Anna ha conseguido en mí un gran avance, es una coach muy cercana y accesible con la que conecté desde el primer momento. Nunca imaginé que con el coaching podía llegar tan lejos, dar un paso tan decisivo. Sin darme cuenta, fui desarrollando un proceso de madurez, comprensión y aceptación de mí misma en el que Anna me acompañó discretamente, desde la retaguardia, guiándome en todo momento y con mucha capacidad de adaptación, ya que en las sesiones acabas tratando muchos temas. La verdad es que para mí ha sido una experiencia muy positiva, sorprendente y útil, de la que estoy muy satisfecha.
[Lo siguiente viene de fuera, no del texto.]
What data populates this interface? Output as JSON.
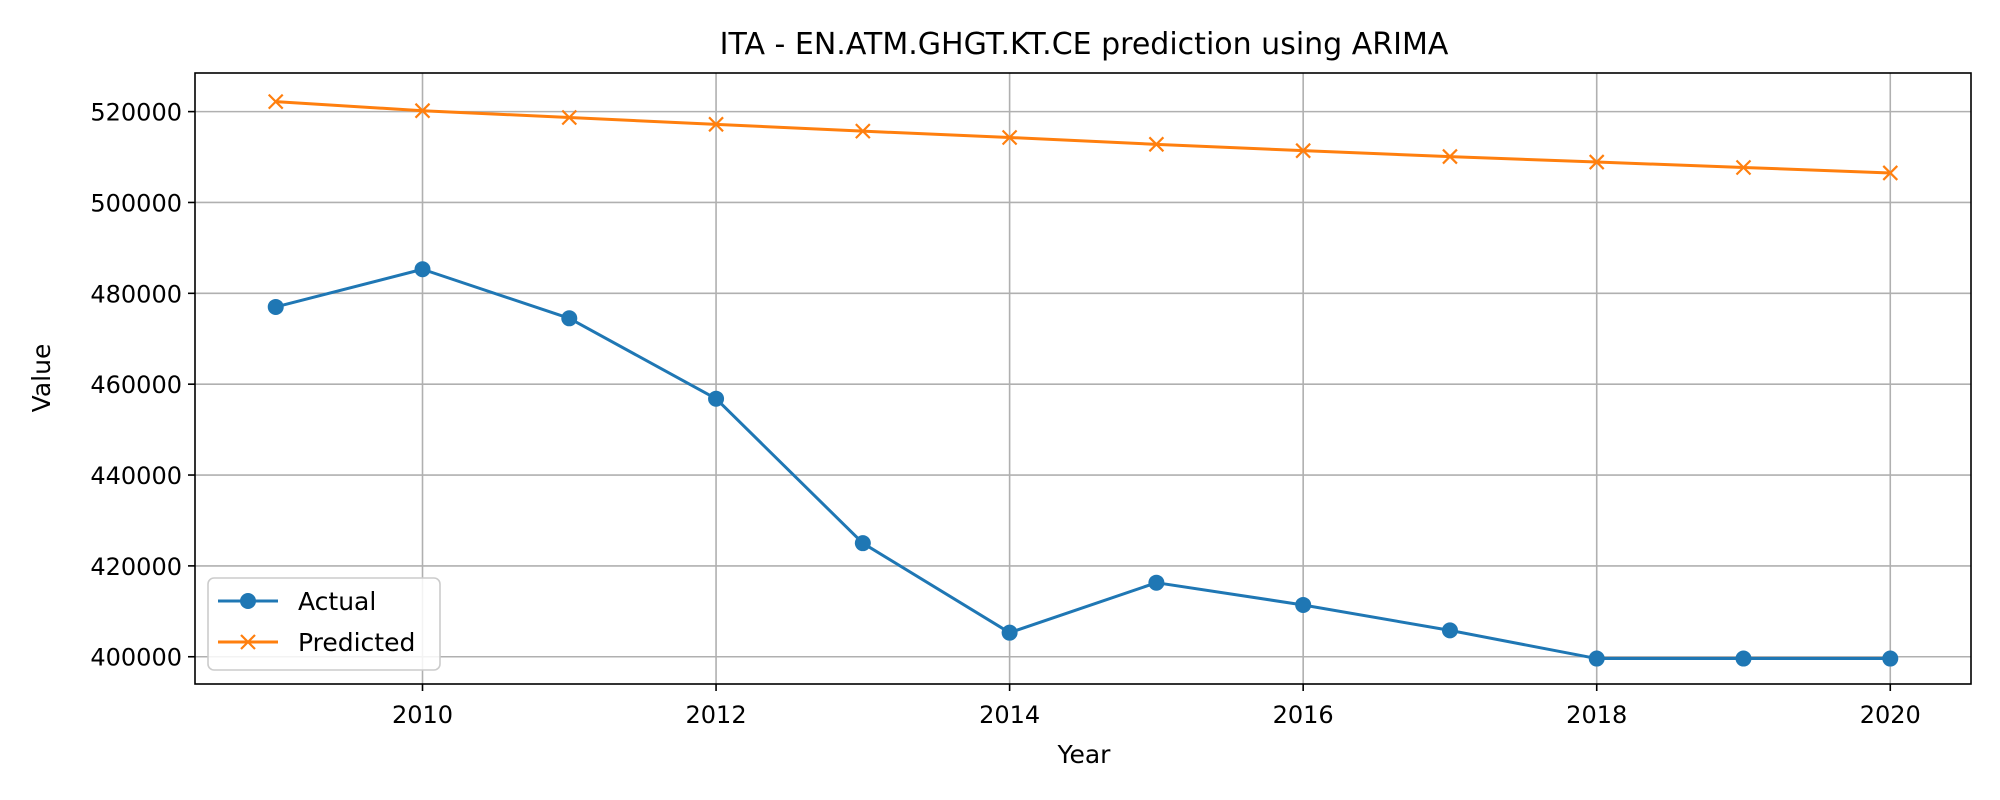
{
  "chart_data": {
    "type": "line",
    "title": "ITA - EN.ATM.GHGT.KT.CE prediction using ARIMA",
    "xlabel": "Year",
    "ylabel": "Value",
    "x": [
      2009,
      2010,
      2011,
      2012,
      2013,
      2014,
      2015,
      2016,
      2017,
      2018,
      2019,
      2020
    ],
    "xlim": [
      2008.45,
      2020.55
    ],
    "ylim": [
      394000,
      528500
    ],
    "x_ticks": [
      2010,
      2012,
      2014,
      2016,
      2018,
      2020
    ],
    "x_tick_labels": [
      "2010",
      "2012",
      "2014",
      "2016",
      "2018",
      "2020"
    ],
    "y_ticks": [
      400000,
      420000,
      440000,
      460000,
      480000,
      500000,
      520000
    ],
    "y_tick_labels": [
      "400000",
      "420000",
      "440000",
      "460000",
      "480000",
      "500000",
      "520000"
    ],
    "grid": true,
    "legend_position": "lower-left",
    "series": [
      {
        "name": "Actual",
        "marker": "circle",
        "color": "#1f77b4",
        "values": [
          477000,
          485300,
          474500,
          456800,
          425000,
          405300,
          416300,
          411400,
          405800,
          399600,
          399600,
          399600
        ]
      },
      {
        "name": "Predicted",
        "marker": "x",
        "color": "#ff7f0e",
        "values": [
          522200,
          520200,
          518700,
          517200,
          515700,
          514300,
          512800,
          511400,
          510100,
          508900,
          507700,
          506500
        ]
      }
    ]
  }
}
Anna, gracias una vez más por tu paciencia y profesionalidad, me han sido de gran ayuda.
C.R., Barcelona, Restauradora de Arte.
Para mí la relación de coaching con Anna ha sido un gran descubrimiento.
Me ha resultado muy útil en el proceso de avance y crecimiento personal.
Lo encontré en un momento de mi vida en que me sentía perdida y sin ningún tipo de objetivo definido.
Gracias al trabajo que he realizado con Anna, he reorientado mi vida tanto a nivel personal como laboral y he sabido sacar provecho de mis recursos así como también me ha ayudado a conocerme mejor y enfrentarme a mis puntos débiles.
A.G., Barcelona, Enfermera.
Cuando llegué a la primer sesión, dispuesta a dar todo de mi parte, por un lado pensaba.. sería genial por lo menos resolver el 10% de las cosas que tengo que resolver, pero por otro lado después de haber probado tantas cosas y no llegar a nada pensé… bueno por lo menos pasaré un buen rato, entenderé de que se trata y si consigo un resultado muchísimo mejor, porque mi cabeza y yo somos difíciles!
A lo largo de las sesiones, el proceso interno que llegue a hacer y los resultados fueron increíbles! Al día de hoy sigo sorprendida. La metodología en mi caso fue 100% efectiva, el hecho de ir marcando retos y objetivos me obligo a avanzar y obtener resultados positivos. Muchas veces me cuesta poner prioridades y comenzar a trabajar sobre las tareas que tengo pendientes, y por medio del coaching fui capaz de acomodar esas “tareas” e ir trabajándolas una por una. Logré ver con claridad muchas cosas que antes no podía ver, logré resolver temas que antes me parecían imposibles y comencé a direccionar mi vida.
Antes de comenzar me sentía aturdida, mareada y un poco perdida, no sabía por dónde empezar ni por donde seguir, todos los días me proponía realizar una de mis tareas pendientes, y al cabo de una semana lo único que hacía era estresarme y no resolver ninguna.
Agradezco inmensamente a Anna por las sesiones, por su buena predisposición, su tiempo y su presencia. Eres una persona increíble y me has ayudado más de lo que te imaginas. Me sentí muy acompañada en este proceso, muy querida y valorada.
Millones de gracias una vez más!!!!
Josefina Vidal, Barcelona, Ingeniero Industrial.